Örneğin; dünya da arı olmazsa yaşam yok olur, diğer hayvanlarda olmazsa döngü gerçekleşmez, her canlının doğaya katkısı var, katkısı olanı yok etmemeli yaşatmalı ki doğa yaşasın dünya dönsün. 

-Bundan sonraki gayeniz nedir?

-Üretmeyi seviyorum. Arılarım var, şeker vermiyorum tamamen doğal, arıların çiçekten, çamdan, kestane ağaçlarından topladıkları özlerden bal elde ediyorum. Sigorta primlerim doldu epeydir emekliliğimi bekliyorum, emekli olduktan sonra arılarımı çoğaltıp doğal bal üretimine devam edeceğim ve kimsesiz hayvanlara daha fazla zaman ayıracağım.

Ben çocuklarıma da hayvan sevgisini aşıladım, bizden sonra o biçarelere bakacak birileri olmalı.

Geçen sosyal medyada okudum videoda izledim...

Ordu/Akkuş'ta belediye sahipsiz 50 tane köpeği bu karda kışta kaderine terk etti çok üzüldüm. Hayvanları ormanın ayazında bırakmayı hangi vicdan sindirebilir? Belediyeler yeri geldiğinde nerelere para harcamıyor! Festivallerde, halk konserlerinde yığınla para saçılabiliyor o saçtıkları paraların zekatı olarak kimsesiz canlılara barınak sağlansa, mama alınsa belediyeler batmaz, düzen yıkılmaz diye düşünüyorum.

Senden aşağıda olana acı ki, senden üstün olanda sana acısın!

Başta yaratıcı merhamet etmeyene merhamette bulunmaz.. "Sen yerde ki olanlara merhamet etki gökte ki olanda sana merhamet etsin" mesajı vermiştir.

Merhamet duadır, vicdan ibadettir.

Duygular hep insana hükmeder ama akıl duyguların hakimidir. O duygularına inanan aklıyla davranan biri...

Vicdan barındıran bir el, içinde merhamet olan bir yürek ve gülüşünde samimiyet taşıyan bir yüzden daha güzeli yoktur. Vicdan asildir ve ısmarlama olmaz. Tatlı bir yağmur gibi gökten düşen verene de alana da faydalıdır. Böylesine özel davranışlara sahip olan bir adam ise güzel adamdır.

Merhametin okulu yok, kitaplardan da öğrenilmez, merhamet merhametli insanlardan öğrenilir.

Merhamet göstereninde göreninde kalbini ısıtır.
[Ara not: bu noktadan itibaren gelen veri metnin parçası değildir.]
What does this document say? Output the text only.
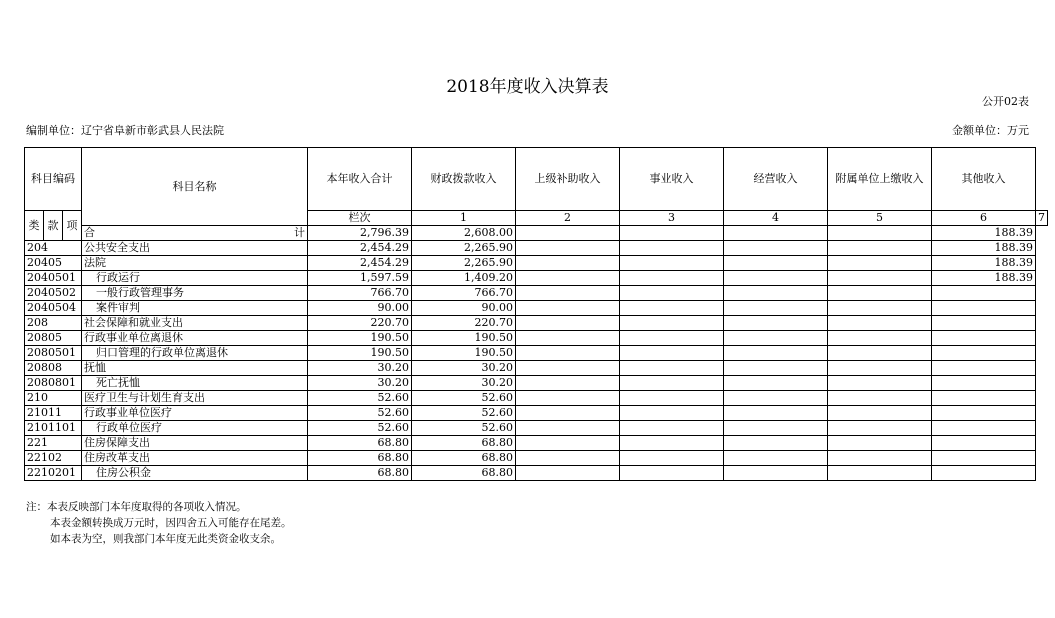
2018年度收入决算表
公开02表
编制单位：辽宁省阜新市彰武县人民法院	金额单位：万元
科目编码			科目名称	本年收入合计	财政拨款收入	上级补助收入	事业收入	经营收入	附属单位上缴收入	其他收入	
类	款	项		栏次	1	2	3	4	5	6	7

			合 计	2,796.39	2,608.00					188.39	
204			公共安全支出	2,454.29	2,265.90					188.39	
20405			法院	2,454.29	2,265.90					188.39	
2040501			行政运行	1,597.59	1,409.20					188.39	
2040502			一般行政管理事务	766.70	766.70						
2040504			案件审判	90.00	90.00						
208			社会保障和就业支出	220.70	220.70						
20805			行政事业单位离退休	190.50	190.50						
2080501			归口管理的行政单位离退休	190.50	190.50						
20808			抚恤	30.20	30.20						
2080801			死亡抚恤	30.20	30.20						
210			医疗卫生与计划生育支出	52.60	52.60						
21011			行政事业单位医疗	52.60	52.60						
2101101			行政单位医疗	52.60	52.60						
221			住房保障支出	68.80	68.80						
22102			住房改革支出	68.80	68.80						
2210201			住房公积金	68.80	68.80						
注：本表反映部门本年度取得的各项收入情况。
本表金额转换成万元时，因四舍五入可能存在尾差。
如本表为空，则我部门本年度无此类资金收支余。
Enver Keskin, kalbimi ısıttığın için çok teşekkür ediyorum... 

İnsan, zekanın karşısında saygıyla eğilir; ama iyi davranış ve şefkatin önünde diz çöker.

Bursa Mudanya’da barınakta yaşayan 1500 bakıma muhtaç hayvanı barınak kapatılsın, sokağa atılsın diye tebligat gönderen Belediye Başkanı Hayri Türkyılmaz’ı düşünün, bir de aşçı Enver’i düşünün.

Laneti kime, vicdan, adalet ve merhameti kime yazarsınız?

Seni doğuran, ak sütüyle büyüten kadına rahmet diliyor; minnet duygumla aziz hatırası önünde diz çöküyorum, merhametin içinde seni kalbinden öpüyorum.

 "Annemin kara oğlu" vicdanın var olsun.